Annotate with GFF/GTF/GVF file
Use Annotate with GFF/GTF/GVF file to add annotations from a GFF3, GTF or GVF file onto a sequence, or sequences in a sequence list. The names in the first column in the file must match the names of the sequences to be annotated. If this is not the case, either the names in the annotation file, or the names of the sequences, must be updated.
Tools are available for renaming sequences or sequences in sequence lists:
See http://gmod.org/wiki/GFF3 for information about the GFF3 format and http://mblab.wustl.edu/GTF22.html for information on the GTF format.

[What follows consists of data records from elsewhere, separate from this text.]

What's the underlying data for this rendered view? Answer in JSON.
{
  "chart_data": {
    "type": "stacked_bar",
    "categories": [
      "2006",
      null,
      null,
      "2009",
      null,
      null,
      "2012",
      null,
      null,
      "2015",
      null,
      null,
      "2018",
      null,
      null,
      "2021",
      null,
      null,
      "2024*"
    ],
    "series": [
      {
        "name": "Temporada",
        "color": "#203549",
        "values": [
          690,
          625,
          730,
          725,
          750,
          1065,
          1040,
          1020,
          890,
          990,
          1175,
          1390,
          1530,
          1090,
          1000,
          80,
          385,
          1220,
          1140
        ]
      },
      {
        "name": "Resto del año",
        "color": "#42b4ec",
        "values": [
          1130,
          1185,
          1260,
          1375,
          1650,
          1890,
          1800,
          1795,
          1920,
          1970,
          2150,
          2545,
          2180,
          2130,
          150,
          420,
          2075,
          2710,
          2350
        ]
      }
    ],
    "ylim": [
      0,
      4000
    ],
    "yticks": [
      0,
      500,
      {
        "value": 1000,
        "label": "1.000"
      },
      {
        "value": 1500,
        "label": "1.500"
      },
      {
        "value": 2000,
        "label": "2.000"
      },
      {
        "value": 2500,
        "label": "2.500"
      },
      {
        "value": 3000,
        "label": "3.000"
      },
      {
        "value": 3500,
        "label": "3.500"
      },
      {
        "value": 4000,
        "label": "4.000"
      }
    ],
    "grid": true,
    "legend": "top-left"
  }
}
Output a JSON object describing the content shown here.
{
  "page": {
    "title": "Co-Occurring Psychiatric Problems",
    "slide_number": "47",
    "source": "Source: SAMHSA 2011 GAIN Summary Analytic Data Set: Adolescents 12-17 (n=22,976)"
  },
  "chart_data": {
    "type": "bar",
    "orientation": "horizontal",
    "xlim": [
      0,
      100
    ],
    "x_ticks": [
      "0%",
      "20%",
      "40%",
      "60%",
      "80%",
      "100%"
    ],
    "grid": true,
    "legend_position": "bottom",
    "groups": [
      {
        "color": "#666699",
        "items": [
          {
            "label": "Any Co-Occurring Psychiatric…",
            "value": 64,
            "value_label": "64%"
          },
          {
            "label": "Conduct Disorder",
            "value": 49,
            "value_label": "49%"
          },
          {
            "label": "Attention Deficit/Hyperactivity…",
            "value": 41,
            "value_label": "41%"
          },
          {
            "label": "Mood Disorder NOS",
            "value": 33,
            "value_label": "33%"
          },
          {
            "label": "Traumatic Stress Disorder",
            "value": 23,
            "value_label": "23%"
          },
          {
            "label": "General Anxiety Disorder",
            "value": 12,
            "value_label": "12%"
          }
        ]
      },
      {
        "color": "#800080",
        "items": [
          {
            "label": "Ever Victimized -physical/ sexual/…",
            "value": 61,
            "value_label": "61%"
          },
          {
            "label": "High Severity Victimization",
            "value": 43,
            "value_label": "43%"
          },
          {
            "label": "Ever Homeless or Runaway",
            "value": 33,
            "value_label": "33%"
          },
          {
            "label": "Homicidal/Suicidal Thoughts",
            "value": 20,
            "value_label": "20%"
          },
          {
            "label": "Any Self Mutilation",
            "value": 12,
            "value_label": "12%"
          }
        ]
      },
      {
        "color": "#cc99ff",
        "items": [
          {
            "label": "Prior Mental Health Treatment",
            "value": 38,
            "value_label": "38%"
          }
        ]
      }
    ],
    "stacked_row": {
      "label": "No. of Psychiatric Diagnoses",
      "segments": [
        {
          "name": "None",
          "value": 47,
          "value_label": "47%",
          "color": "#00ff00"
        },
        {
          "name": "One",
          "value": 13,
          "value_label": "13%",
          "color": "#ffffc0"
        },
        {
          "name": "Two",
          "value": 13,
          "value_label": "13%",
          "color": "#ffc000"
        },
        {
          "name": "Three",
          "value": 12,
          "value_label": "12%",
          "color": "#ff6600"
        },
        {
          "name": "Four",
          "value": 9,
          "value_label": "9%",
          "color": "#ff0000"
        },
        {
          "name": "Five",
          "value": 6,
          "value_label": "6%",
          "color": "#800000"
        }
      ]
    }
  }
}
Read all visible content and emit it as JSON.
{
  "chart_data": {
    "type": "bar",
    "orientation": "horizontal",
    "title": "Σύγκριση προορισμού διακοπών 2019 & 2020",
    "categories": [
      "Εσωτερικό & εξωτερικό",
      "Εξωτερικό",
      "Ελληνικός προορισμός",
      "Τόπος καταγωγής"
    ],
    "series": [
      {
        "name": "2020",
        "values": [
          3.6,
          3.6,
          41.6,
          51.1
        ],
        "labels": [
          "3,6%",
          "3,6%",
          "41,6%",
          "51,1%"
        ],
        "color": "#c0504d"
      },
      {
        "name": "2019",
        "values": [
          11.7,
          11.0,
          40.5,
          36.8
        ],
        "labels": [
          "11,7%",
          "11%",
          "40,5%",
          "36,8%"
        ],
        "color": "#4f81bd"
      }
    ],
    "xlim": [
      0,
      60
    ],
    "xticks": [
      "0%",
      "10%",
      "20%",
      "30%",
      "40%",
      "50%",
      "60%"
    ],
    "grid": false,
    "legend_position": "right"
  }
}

Importing standard reference data
Before proceeding to use Annotate with GFF/GTF/GVF file, please refer to References management. This covers how to download standard reference data, including annotations, provided by QIAGEN and other public sources using the Reference Data Manager, which is part of the Workbench. If the reference data you are interested in is available through the Reference Data Manager, it is usually easier to use that rather than taking the steps outlined in this section.

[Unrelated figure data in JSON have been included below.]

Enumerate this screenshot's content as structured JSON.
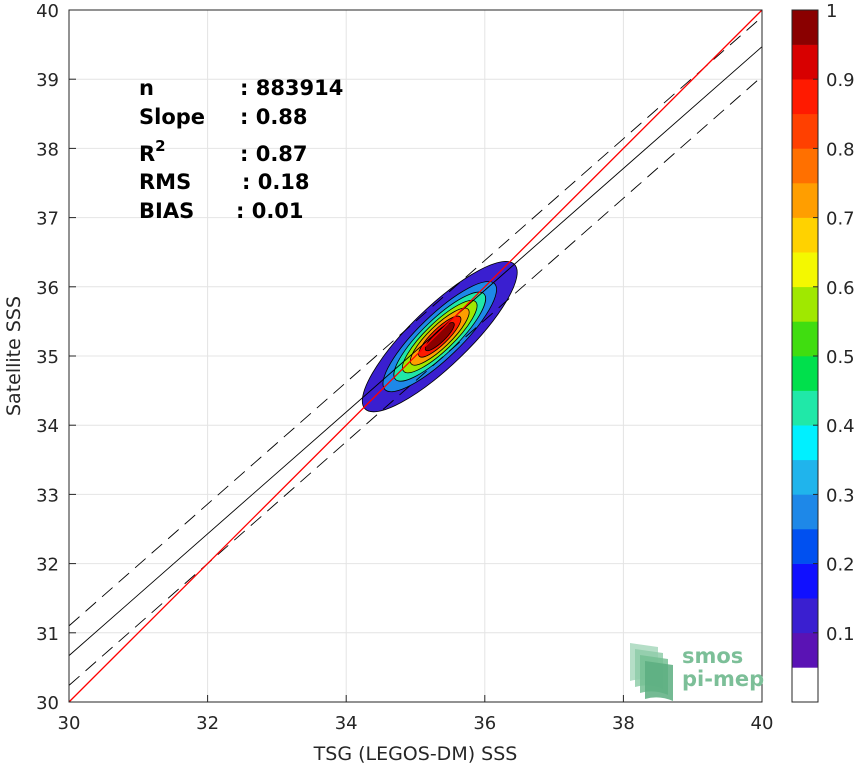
{
  "chart_data": {
    "type": "density-scatter",
    "xlabel": "TSG (LEGOS-DM) SSS",
    "ylabel": "Satellite SSS",
    "xlim": [
      30,
      40
    ],
    "ylim": [
      30,
      40
    ],
    "xticks": [
      30,
      32,
      34,
      36,
      38,
      40
    ],
    "yticks": [
      30,
      31,
      32,
      33,
      34,
      35,
      36,
      37,
      38,
      39,
      40
    ],
    "grid": true,
    "stats": [
      {
        "label": "n",
        "value": ": 883914"
      },
      {
        "label": "Slope",
        "value": ": 0.88"
      },
      {
        "label": "R",
        "superscript": "2",
        "value": ": 0.87"
      },
      {
        "label": "RMS",
        "value": ": 0.18"
      },
      {
        "label": "BIAS",
        "value": ": 0.01"
      }
    ],
    "reference_line": {
      "slope": 1,
      "intercept": 0,
      "color": "#ff0000"
    },
    "fit_line": {
      "slope": 0.88,
      "intercept": 4.27,
      "color": "#000000"
    },
    "fit_envelope": {
      "offset": 0.43,
      "style": "dashed",
      "color": "#000000"
    },
    "density": {
      "center": [
        35.35,
        35.28
      ],
      "orientation_deg": 44,
      "semi_major": 1.5,
      "semi_minor": 0.42,
      "levels": [
        0.05,
        0.2,
        0.35,
        0.5,
        0.65,
        0.8,
        0.9
      ]
    },
    "colorbar": {
      "min": 0,
      "max": 1,
      "ticks": [
        "0.1",
        "0.2",
        "0.3",
        "0.4",
        "0.5",
        "0.6",
        "0.7",
        "0.8",
        "0.9",
        "1"
      ],
      "colors": [
        "#ffffff",
        "#5a13b4",
        "#3a1fd0",
        "#1010ff",
        "#0050f0",
        "#1e88e8",
        "#20b4ec",
        "#00f0ff",
        "#20e8a8",
        "#00e04c",
        "#40dd10",
        "#a0e800",
        "#f4f800",
        "#ffd200",
        "#ff9e00",
        "#ff7000",
        "#ff4000",
        "#ff1a00",
        "#d80000",
        "#8a0000"
      ]
    }
  },
  "watermark": {
    "line1": "smos",
    "line2": "pi-mep"
  }
}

If the reference data you need is not available through the Reference Data Manager, and you are working with track-based data, please refer to Import tracks, rather than using Annotate with GFF/GTF/GVF file.
How annotations are applied
Annotations from each line in the annotation file are placed on the sequence with the name given in the first column. Special treatment is given to annotations of the types CDS, exon, mRNA, transcript and gene. For these, the following applies:
- A gene annotation is generated for each gene_id. The region annotated extends from the leftmost to the rightmost positions of all annotations that have the gene_id (gtf-style).

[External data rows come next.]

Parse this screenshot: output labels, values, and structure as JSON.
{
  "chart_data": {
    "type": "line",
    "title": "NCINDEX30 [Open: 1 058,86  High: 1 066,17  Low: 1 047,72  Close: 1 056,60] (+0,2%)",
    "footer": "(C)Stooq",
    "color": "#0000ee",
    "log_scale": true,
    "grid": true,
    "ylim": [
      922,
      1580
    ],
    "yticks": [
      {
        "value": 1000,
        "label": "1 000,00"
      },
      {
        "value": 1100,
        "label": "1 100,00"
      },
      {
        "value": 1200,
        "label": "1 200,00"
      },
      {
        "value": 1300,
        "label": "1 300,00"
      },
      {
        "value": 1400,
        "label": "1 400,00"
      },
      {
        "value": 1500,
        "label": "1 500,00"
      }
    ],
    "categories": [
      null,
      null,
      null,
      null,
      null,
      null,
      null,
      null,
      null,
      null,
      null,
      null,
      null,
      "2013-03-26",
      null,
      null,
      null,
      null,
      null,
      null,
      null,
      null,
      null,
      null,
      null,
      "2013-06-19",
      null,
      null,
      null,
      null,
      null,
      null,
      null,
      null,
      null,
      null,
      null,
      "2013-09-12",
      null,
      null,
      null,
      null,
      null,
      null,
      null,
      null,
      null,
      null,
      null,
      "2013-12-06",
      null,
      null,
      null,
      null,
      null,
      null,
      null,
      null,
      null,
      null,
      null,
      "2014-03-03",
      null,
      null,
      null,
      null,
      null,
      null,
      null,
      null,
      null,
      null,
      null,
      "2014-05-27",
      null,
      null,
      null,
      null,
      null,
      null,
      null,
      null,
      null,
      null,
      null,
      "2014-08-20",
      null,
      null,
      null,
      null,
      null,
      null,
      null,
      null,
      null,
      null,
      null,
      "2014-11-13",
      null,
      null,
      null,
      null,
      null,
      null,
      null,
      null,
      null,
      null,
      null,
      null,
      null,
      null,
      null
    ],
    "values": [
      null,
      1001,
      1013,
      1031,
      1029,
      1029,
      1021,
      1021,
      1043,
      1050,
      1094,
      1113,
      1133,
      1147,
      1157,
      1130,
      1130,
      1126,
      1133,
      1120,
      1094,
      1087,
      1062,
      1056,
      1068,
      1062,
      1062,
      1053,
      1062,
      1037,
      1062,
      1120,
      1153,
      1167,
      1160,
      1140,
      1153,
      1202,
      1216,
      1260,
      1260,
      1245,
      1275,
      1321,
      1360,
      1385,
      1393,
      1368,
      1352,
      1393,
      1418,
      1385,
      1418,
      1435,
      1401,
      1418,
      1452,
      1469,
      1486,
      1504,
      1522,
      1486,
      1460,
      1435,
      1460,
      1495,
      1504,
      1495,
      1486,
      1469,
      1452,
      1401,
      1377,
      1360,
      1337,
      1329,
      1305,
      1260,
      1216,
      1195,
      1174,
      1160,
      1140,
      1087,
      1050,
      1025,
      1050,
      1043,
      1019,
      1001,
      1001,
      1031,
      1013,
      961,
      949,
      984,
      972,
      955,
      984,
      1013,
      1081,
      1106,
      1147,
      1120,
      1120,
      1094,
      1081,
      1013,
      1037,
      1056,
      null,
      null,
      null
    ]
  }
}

- CDS annotations that have the same transcriptID are joined to one CDS annotation (gtf-style). Similarly, CDS annotations that have the same parent are joined to one CDS annotation (gff-style).
- If there is more than one exon annotation with the same transcriptID these are joined to one mRNA annotation. If there is only one exon annotation with a particular transcriptID, and no CDS with this transcriptID, a transcript annotation is added instead of the exon annotation (gtf-style).
- Exon annotations that have the same mRNA as parent are joined to one mRNA annotation. Similarly, exon annotations that have the same transcript as parent, are joined to one transcript annotation (gff-style).
Note that genes and transcripts are linked by name only (not by position, ID etc).
Running the tool
To run the Annotate with GFF/GTF/GVF file tool, go to:
Toolbox| Classical Sequence Analysis ()| Classical Sequence Analysis () | General Sequence Analysis ()| Annotate with GFF/GTF/GVF file ()
After selecting the sequence to annotate, the next step will look like that shown in figure 18.1.
Figure 18.1: Select a GFF, GTF or GVR file by clicking on the Browse button.
Click on Browse to select a GFF, GTF or GVF file. After working through handling options, described below, your sequences will be annotated by the information from that file.
Name handling
Annotations are named in the following, prioritized way:
- If one of the following qualifiers are present, it will be used for naming (prioritized):
- Name
- Gene_name
- Gene_ID
- Locus_tag
- ID
- If none of these are found, the annotation type will be used as name.
If you provide a qualiifer, it must be written identically to the corresponding qualifier name in the annotation file.
Transcript annotations are handled separately, since they inherit the name from the gene annotation.
Figure 18.2: You can choose Replace all annotation names with the specified qualifier.
Type handling
You can overrule feature types in the annotation file by choosing Replace all annotation types with and specifying a type to use.
Ignore duplicate annotation
When the Ignore duplicate annotation option is checked, only one instance of duplicate annotations will be added to the sequence.
Create log
In the Result handling section of the wizard, check the Create log box results to create a log that includes information like the number of annotations found and if there are any that are could not be placed on the sequence. This information can help with troubleshooting when annotations are not added to a sequence when they were expected to be.